Day 356/365 - The Air Force Memorial



This shot is for my father and his father before him. This is the U.S. Air Force Memorial. It is across from the Pentagon in Arlington, Virginia. The three metal spires are meant to represent the contrails of three jet aircraft performing the aerobatic "bomb burst" maneuver. The statues are an honor guard of airmen standing watch over the memorial.

My grandfather served with the Eighth Air Force in England during World War II. He was part of the crew onboard a B-17G bomber that flew missions over Nazi-occupied territory. Although he was responsible for dropping the plane's payload of bombs, he was not technically a bombardier. He told me that each flight of B-17s only had one actual bombardier, who was an officer. This was because only one plane in each flight had the top secret Norden bombsight installed. This approach reduced the risk that enemies would be able to recover one of the Norden bombsights from a wrecked B-17.

The bombardier for each flight would use the bombsight to determine when to drop his payload of bombs. Technical sergeants like my grandpa who were on the other planes in the flight would then follow the bombardier's cue and drop their bombs when he did. My grandpa told me that he and his fellow crewmembers flew 12 bombing missions over Germany. He said they got shot up pretty good on their very first mission, but after that they didn't take much damage. He couldn't remember which squadron he was in, but he remembered his B-17 was silver with a yellow tail and wingtips and it didn't have a name.

My Pops also served in the Air Force. He was a darkroom technician at the Strategic Air Command in Nebraska in the mid-1960s. It was his job to develop spy plane photos. The darkroom in which he worked was inside a big vault with a heavy steel door. There were guards constantly on duty outside and a loaded handgun was kept inside the darkroom and the technicians had orders to shoot any unauthorized personnel who entered.

My Pops had one of the highest security clearances a person can have and he still won't really talk about what the photos he developed were. I do know that he was called into duty in the middle of the night during the Cuban Missile Crisis and spent three straight days in the darkroom developing U-2 reconnaissance photos. He has grumbled about the fact that he and his fellow technicians were sworn to absolute secrecy and then a few days later there was the President on tv with a blow-up of one of the photos they'd developed showing it to the whole world. I remember seeing one of the spyplane photos of the Cuban missile sites in my junior high school history class textbook and feeling proud and curious if that was one the shots my Pops had developed.
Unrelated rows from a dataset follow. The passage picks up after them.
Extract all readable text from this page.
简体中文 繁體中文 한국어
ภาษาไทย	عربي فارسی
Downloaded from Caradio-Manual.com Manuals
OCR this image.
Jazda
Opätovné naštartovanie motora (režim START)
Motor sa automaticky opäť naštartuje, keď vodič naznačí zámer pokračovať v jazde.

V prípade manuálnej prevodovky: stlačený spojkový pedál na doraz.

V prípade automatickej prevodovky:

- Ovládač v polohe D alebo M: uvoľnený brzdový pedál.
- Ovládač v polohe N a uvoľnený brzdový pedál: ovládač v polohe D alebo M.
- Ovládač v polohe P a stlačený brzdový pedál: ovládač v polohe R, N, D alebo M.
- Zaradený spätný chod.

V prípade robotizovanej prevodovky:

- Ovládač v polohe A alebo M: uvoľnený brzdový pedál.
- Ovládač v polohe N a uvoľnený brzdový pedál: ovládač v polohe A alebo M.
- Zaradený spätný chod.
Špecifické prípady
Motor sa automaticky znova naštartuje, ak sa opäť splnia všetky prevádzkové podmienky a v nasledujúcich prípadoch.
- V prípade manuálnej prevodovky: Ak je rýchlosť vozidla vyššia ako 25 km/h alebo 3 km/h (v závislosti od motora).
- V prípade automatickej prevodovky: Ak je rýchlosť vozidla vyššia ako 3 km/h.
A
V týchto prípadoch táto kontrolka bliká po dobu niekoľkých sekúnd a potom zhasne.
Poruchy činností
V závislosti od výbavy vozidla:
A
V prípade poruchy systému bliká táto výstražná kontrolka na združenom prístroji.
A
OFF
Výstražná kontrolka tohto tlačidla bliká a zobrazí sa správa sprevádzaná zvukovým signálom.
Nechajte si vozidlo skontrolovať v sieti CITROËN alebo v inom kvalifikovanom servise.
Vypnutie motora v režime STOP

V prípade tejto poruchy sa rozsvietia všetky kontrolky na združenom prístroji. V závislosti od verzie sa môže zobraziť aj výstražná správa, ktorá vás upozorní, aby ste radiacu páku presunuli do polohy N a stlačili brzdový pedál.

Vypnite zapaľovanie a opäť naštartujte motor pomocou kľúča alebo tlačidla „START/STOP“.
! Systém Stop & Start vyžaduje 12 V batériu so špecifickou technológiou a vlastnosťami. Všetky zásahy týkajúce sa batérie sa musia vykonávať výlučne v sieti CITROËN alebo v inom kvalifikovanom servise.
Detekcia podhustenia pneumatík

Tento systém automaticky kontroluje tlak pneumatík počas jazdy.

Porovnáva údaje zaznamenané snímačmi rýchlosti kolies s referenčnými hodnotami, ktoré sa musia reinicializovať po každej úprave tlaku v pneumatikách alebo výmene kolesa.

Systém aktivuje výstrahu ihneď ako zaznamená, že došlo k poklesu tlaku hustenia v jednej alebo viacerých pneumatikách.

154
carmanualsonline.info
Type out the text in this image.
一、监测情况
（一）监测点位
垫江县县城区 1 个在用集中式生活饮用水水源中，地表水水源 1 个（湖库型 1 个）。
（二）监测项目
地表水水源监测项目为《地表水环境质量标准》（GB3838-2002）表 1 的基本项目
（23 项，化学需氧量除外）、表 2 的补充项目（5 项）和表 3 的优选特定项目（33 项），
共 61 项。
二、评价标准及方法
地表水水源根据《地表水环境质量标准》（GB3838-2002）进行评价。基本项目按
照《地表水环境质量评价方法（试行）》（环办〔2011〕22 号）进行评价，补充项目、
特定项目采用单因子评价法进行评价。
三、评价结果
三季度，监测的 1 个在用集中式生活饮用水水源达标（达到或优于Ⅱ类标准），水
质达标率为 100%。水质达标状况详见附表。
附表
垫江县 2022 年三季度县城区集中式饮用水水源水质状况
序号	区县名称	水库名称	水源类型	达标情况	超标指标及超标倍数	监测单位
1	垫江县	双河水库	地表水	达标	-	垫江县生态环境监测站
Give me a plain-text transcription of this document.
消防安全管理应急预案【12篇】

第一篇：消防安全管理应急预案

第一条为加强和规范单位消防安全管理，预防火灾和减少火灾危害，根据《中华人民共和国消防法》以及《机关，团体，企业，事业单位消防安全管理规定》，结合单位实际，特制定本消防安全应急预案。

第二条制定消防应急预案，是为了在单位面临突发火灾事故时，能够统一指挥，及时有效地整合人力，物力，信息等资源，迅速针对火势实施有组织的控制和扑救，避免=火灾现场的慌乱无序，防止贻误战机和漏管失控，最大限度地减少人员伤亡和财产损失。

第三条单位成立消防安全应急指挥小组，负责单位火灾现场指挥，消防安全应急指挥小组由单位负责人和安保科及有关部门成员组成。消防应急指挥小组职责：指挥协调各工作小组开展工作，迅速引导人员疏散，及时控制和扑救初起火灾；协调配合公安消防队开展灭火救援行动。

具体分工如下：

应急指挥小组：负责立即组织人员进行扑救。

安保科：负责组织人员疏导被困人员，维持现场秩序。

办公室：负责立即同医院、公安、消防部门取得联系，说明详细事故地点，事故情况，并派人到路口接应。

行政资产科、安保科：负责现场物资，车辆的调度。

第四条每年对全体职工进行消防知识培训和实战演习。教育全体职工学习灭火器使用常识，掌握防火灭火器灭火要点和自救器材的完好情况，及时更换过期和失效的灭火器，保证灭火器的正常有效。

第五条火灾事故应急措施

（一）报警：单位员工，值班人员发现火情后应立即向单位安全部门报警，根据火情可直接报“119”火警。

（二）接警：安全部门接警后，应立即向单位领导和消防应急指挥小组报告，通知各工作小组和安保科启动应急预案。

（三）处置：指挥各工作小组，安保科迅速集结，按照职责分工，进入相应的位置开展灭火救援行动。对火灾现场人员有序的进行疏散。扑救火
Although my father and grandfather served in the Air Force, I had to be different and go my own way so I went into the Navy instead. It always gives me an added thrill when Navy beats Air Force in football, as I'm hoping they will do for the seventh consecutive time this Saturday. Some friends and I are trekking over to Annapolis to see the game in person and I've got my fingers crossed hoping the Midshipmen can pull out another win.